Ecola State Park ($3 day-use fee) is just north of the Cannon Beach  town site. Thick conifer forests line the access road to Ecola Point. This forested cliff has many trails leading down to the water. The view south takes in Haystack Rock  and the overlapping peaks of the Coast Range extending to Neahkahnie Mountain. This is one of the most photographed views on the Oregon  coast.
Out to sea, the sight of sea lions basking on surf-drenched rocks (mid-Apr.–July) or migrating gray whales (Dec. and Mar.) and orcas (May) are seasonal highlights.
From Ecola Point, trails lead north to horseshoe-shaped Indian Beach, a favorite with surfers. Some prefer to drive the steep narrow road down to Indian Beach as a prelude to hiking up Tillamook Head , considered by Lewis and Clark the region’s most beautiful viewpoint. The 2.5-mile Clatsop Loop trail begins and ends at Indian Beach and climbs through Sitka spruce to a viewpoint. Ambitious hikers can do the first half of the loop, then continue another four miles north to Seaside .

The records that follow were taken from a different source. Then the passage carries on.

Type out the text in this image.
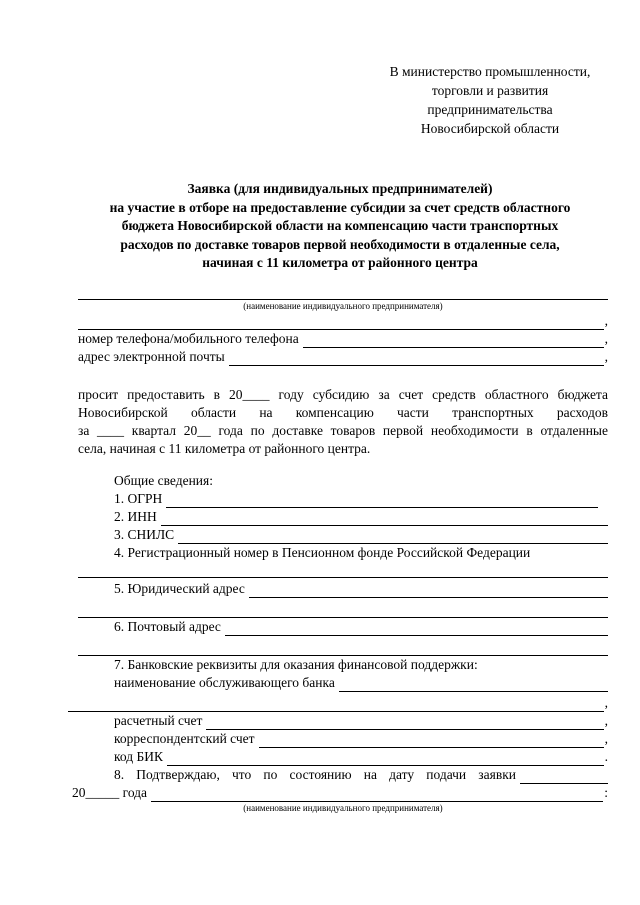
В министерство промышленности,
торговли и развития
предпринимательства
Новосибирской области
Заявка (для индивидуальных предпринимателей)
на участие в отборе на предоставление субсидии за счет средств областного
бюджета Новосибирской области на компенсацию части транспортных
расходов по доставке товаров первой необходимости в отдаленные села,
начиная с 11 километра от районного центра
(наименование индивидуального предпринимателя)
,
номер телефона/мобильного телефона	,
адрес электронной почты	,
просит предоставить в 20____ году субсидию за счет средств областного бюджета
Новосибирской области на компенсацию части транспортных расходов
за ____ квартал 20__ года по доставке товаров первой необходимости в отдаленные
села, начиная с 11 километра от районного центра.
Общие сведения:
1. ОГРН
2. ИНН
3. СНИЛС
4. Регистрационный номер в Пенсионном фонде Российской Федерации
5. Юридический адрес
6. Почтовый адрес
7. Банковские реквизиты для оказания финансовой поддержки:
наименование обслуживающего банка
,
расчетный счет	,
корреспондентский счет	,
код БИК	.
8. Подтверждаю, что по состоянию на дату подачи заявки
20_____ года	:
(наименование индивидуального предпринимателя)
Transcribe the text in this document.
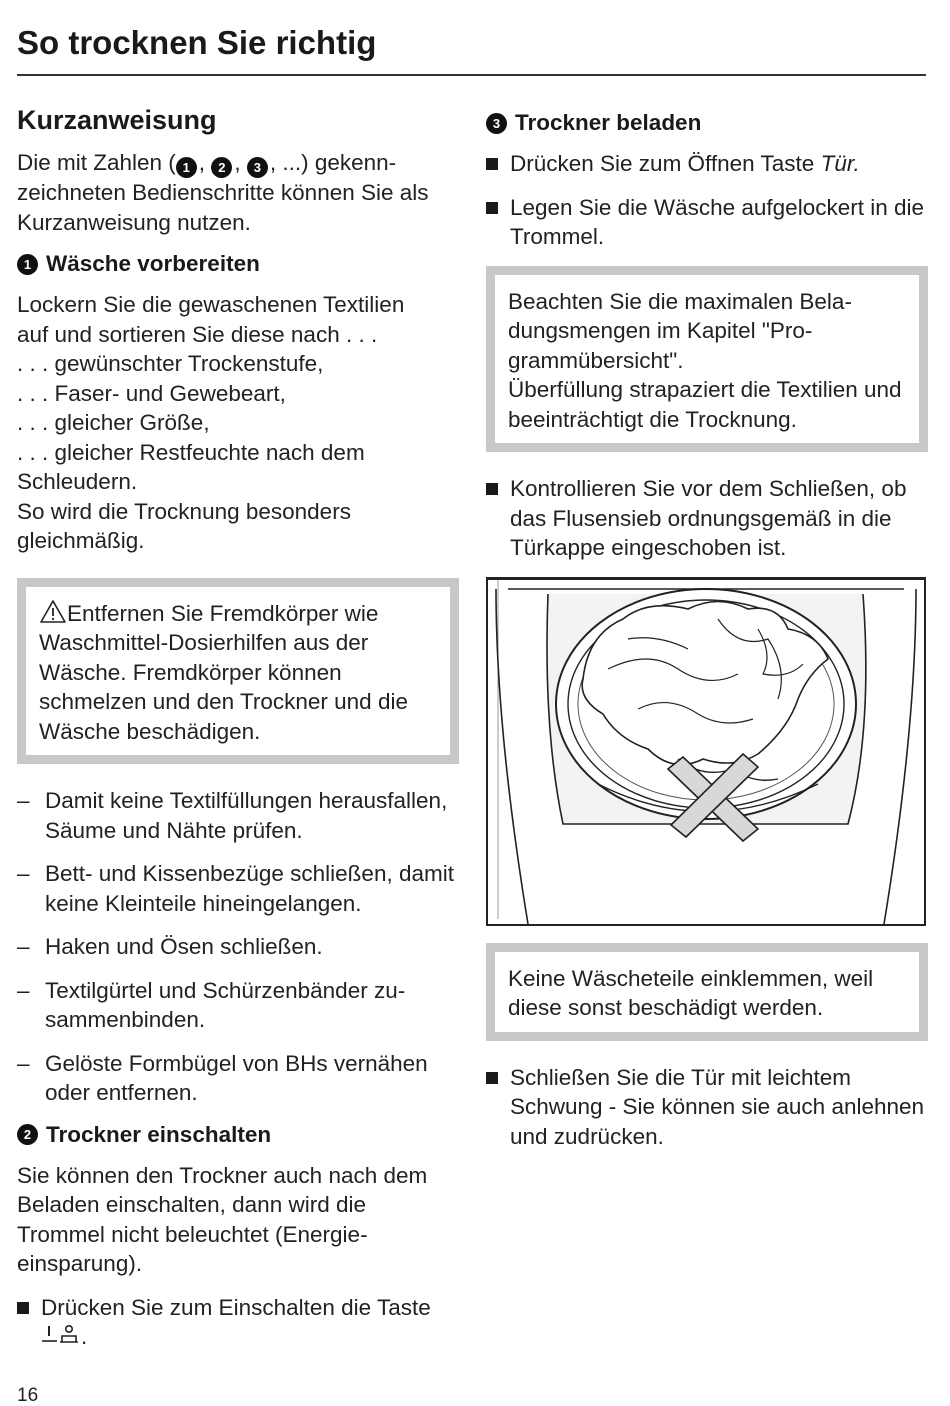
So trocknen Sie richtig
Kurzanweisung

Die mit Zahlen ( 1 , 2 , 3 , ...) gekennzeichneten Bedienschritte können Sie als Kurzanweisung nutzen.

1 Wäsche vorbereiten
Lockern Sie die gewaschenen Textilien
auf und sortieren Sie diese nach . . .
. . . gewünschter Trockenstufe,
. . . Faser- und Gewebeart,
. . . gleicher Größe,
. . . gleicher Restfeuchte nach dem
Schleudern.
So wird die Trocknung besonders
gleichmäßig.

Entfernen Sie Fremdkörper wie Waschmittel-Dosierhilfen aus der Wäsche. Fremdkörper können schmelzen und den Trockner und die Wäsche beschädigen.

– Damit keine Textilfüllungen herausfallen, Säume und Nähte prüfen.
– Bett- und Kissenbezüge schließen, damit keine Kleinteile hineingelangen.
– Haken und Ösen schließen.
– Textilgürtel und Schürzenbänder zusammenbinden.
– Gelöste Formbügel von BHs vernähen oder entfernen.
2 Trockner einschalten

Sie können den Trockner auch nach dem Beladen einschalten, dann wird die Trommel nicht beleuchtet (Energieeinsparung).

Drücken Sie zum Einschalten die Taste .
3 Trockner beladen
Drücken Sie zum Öffnen Taste Tür.
Legen Sie die Wäsche aufgelockert in die Trommel.

Beachten Sie die maximalen Beladungsmengen im Kapitel "Programmübersicht".
Überfüllung strapaziert die Textilien und beeinträchtigt die Trocknung.

Kontrollieren Sie vor dem Schließen, ob das Flusensieb ordnungsgemäß in die Türkappe eingeschoben ist.

Keine Wäscheteile einklemmen, weil diese sonst beschädigt werden.

Schließen Sie die Tür mit leichtem Schwung - Sie können sie auch anlehnen und zudrücken.
16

The name Ecola means “whale” in Chinook and was first used as a place-name by William Clark, referring to a creek in the area. Lewis and Clark journals note a 105-foot beached whale found somewhere within present-day Ecola Park’s southern border, Crescent Beach. This area represents the southernmost extent of Lewis and Clark’s coastal Oregon  travels.